Family history submissions on the ARGenWeb site for Drew County sometimes trace multiple generations of families from the parent county period through the founding of Drew County and into the 20th century. If another researcher has already worked on your family line in Drew County, their notes may be posted on the site and can save you significant research time. Searching by surname on the ARGenWeb site is always worth doing as an early step in your research.

Vital Records and State Archives

The Arkansas Department of Health maintains birth and death records for Drew County from 1914. The state marriage index starts in January 1917. For events before those dates, the county courthouse in Monticello is the official source. Birth certificates cost $12 and death certificates are $10 per copy from the state.

The Arkansas State Archives at 1100 North Street, Little Rock, (501) 682-6900, holds Confederate pension files, military discharge records, and microfilmed county materials for Drew County. The Archives is free to visit and open Monday through Friday, 9 a.m. to noon and 1 to 4 p.m., plus the first and third Saturday of each month. The BLM land records database holds federal land patents for Drew County from the 1840s and can document original land acquisitions in the county.

Federal Archives and Freedmen's Bureau

Federal records for Drew County are at the National Archives at Fort Worth, 501 W Felix Street, Fort Worth, TX 76115, phone (817) 831-5620. Military pension files, Freedmen's Bureau records from 1865 to 1872, and federal court records for Arkansas are available there.
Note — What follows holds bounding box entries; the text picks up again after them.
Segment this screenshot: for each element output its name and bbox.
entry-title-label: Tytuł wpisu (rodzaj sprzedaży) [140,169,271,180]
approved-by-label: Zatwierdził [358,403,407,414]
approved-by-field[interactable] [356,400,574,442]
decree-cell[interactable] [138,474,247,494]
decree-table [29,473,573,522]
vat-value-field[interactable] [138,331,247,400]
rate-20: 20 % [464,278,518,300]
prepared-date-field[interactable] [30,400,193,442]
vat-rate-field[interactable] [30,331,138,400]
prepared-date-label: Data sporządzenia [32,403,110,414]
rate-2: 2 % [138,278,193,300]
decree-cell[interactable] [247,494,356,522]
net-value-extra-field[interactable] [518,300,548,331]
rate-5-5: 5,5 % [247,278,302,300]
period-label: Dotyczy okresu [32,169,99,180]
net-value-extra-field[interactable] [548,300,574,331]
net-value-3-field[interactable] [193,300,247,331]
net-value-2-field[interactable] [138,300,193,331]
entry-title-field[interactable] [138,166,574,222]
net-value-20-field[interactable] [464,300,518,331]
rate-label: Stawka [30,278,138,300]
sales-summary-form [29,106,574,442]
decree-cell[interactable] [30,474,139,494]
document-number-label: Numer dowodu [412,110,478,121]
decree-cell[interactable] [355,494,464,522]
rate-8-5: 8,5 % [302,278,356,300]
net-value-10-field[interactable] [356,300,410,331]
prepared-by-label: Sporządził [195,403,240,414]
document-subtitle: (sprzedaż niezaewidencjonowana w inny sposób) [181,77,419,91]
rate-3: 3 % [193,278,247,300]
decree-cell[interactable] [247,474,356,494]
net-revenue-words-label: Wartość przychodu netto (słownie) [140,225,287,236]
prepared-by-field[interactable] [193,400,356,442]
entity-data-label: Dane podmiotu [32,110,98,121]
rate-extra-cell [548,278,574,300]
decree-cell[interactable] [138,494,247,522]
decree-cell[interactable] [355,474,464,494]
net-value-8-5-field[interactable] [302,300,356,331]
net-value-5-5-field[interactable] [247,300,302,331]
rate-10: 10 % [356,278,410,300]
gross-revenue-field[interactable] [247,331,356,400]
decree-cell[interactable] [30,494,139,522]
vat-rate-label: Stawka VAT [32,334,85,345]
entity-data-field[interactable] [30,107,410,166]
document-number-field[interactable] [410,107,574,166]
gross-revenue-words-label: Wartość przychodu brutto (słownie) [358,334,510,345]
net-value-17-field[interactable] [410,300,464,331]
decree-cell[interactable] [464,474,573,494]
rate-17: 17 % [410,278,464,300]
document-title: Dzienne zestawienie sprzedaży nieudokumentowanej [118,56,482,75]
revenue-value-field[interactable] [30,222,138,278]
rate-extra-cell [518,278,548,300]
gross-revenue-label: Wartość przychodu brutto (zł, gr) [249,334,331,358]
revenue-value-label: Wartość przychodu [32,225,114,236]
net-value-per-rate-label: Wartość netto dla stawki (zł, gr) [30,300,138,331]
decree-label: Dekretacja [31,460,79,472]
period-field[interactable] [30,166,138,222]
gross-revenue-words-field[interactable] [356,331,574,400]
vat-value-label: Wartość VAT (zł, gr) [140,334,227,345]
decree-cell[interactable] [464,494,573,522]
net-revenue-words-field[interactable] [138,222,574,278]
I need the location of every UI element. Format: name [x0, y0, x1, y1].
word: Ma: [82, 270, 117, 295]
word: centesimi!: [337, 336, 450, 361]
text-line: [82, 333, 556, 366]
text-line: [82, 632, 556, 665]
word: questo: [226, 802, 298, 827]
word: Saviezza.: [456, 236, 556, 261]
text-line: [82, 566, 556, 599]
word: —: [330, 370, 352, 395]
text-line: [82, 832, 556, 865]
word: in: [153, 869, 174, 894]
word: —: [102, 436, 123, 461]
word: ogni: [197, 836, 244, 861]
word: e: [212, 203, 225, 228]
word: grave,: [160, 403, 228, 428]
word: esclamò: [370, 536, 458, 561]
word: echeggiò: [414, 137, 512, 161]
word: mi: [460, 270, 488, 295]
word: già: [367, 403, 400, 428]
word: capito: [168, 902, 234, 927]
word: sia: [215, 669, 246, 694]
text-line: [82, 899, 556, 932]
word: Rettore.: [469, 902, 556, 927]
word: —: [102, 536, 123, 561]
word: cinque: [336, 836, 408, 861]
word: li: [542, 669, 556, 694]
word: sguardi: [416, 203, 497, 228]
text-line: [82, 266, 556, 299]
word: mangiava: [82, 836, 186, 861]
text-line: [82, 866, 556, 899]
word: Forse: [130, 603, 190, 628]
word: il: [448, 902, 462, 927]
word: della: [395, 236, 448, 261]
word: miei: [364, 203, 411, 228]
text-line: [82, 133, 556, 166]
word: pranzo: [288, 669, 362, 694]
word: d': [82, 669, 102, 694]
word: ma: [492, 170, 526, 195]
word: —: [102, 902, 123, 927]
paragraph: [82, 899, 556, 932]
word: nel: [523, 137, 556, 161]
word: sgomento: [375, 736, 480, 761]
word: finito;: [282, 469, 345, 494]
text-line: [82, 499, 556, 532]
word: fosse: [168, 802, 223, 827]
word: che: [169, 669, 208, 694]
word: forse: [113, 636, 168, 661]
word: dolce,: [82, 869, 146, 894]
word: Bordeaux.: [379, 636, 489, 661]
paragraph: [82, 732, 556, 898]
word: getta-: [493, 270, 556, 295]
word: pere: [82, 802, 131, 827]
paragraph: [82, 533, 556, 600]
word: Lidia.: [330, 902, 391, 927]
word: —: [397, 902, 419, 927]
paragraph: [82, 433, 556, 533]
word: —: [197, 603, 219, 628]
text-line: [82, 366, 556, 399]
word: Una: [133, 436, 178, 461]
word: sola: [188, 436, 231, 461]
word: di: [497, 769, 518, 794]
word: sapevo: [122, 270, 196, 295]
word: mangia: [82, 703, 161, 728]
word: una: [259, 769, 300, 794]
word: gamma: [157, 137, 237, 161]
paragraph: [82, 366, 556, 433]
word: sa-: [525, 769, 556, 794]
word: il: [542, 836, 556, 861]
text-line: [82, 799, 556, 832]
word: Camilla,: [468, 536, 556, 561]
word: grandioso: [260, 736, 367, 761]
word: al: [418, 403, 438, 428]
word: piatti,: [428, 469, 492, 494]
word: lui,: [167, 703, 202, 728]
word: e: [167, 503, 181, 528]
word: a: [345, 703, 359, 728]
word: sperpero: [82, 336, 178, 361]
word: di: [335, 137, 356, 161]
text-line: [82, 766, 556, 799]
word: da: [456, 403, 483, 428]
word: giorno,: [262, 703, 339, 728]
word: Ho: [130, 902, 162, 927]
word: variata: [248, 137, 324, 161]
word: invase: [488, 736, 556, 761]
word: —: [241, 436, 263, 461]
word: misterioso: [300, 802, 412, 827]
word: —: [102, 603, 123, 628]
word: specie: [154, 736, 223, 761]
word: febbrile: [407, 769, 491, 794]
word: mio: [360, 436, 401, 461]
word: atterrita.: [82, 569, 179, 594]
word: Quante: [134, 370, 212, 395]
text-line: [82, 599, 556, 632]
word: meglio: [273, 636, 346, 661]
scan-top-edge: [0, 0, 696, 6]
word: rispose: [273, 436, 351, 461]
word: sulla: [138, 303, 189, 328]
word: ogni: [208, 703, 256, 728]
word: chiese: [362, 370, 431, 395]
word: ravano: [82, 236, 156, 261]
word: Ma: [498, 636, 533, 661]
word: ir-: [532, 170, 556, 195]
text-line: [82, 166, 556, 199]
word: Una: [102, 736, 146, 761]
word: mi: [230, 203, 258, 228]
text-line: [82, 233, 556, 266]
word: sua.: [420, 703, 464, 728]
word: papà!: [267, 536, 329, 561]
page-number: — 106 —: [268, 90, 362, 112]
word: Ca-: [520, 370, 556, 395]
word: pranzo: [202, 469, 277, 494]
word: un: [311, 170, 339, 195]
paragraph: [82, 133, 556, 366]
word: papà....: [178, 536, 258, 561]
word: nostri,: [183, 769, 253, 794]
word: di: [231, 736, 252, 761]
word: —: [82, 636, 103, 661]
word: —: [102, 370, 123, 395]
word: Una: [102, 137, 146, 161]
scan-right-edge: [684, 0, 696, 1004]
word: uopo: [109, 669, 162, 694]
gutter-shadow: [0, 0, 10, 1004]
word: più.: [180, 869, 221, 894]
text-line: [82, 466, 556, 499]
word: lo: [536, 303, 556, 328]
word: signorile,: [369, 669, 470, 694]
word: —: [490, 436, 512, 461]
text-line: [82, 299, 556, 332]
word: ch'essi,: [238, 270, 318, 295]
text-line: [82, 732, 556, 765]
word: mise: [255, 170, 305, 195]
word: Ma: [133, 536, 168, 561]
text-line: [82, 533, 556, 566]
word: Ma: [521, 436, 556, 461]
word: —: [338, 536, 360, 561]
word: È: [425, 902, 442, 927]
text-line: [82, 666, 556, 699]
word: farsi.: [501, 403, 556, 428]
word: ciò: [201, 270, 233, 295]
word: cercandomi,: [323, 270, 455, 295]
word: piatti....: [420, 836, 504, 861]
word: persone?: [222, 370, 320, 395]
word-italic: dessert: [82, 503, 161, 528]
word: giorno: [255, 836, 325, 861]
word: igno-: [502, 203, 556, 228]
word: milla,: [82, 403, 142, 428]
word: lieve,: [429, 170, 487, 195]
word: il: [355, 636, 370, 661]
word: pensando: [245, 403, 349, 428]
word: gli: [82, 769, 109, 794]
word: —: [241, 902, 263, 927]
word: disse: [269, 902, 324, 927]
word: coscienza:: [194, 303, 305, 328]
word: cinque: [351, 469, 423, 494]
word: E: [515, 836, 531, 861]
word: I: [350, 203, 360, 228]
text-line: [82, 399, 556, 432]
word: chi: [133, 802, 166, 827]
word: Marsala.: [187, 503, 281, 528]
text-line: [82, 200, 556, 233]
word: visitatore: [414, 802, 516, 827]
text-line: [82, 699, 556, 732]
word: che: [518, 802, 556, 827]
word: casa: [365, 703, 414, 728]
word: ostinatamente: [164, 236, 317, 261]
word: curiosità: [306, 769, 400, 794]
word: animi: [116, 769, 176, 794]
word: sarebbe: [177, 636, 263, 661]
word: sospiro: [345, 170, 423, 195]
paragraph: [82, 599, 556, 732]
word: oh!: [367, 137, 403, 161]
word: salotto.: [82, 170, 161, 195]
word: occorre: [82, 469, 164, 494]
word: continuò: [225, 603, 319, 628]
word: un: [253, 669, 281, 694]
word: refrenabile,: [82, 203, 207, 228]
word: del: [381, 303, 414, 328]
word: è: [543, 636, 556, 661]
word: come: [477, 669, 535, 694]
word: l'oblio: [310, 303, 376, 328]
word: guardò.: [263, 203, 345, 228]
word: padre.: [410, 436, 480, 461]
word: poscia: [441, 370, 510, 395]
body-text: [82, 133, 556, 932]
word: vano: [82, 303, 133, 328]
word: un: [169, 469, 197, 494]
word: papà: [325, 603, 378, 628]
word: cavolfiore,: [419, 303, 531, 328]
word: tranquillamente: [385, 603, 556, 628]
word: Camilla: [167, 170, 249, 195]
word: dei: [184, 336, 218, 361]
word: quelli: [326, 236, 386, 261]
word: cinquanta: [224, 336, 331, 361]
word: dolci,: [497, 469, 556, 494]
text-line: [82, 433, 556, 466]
The Freedmen's Bureau collection for south Arkansas covers Drew County and includes labor contracts, marriage registers, and registers of freedpeople that are essential for tracing African American families in the county after the Civil War.

Nearby Counties

Drew County borders Bradley County, Chicot County, Desha County, Lincoln County, and Ashley County. The four parent counties — Bradley, Chicot, Desha, and Union — are all important for pre-1847 Drew County research depending on which township your ancestor lived in.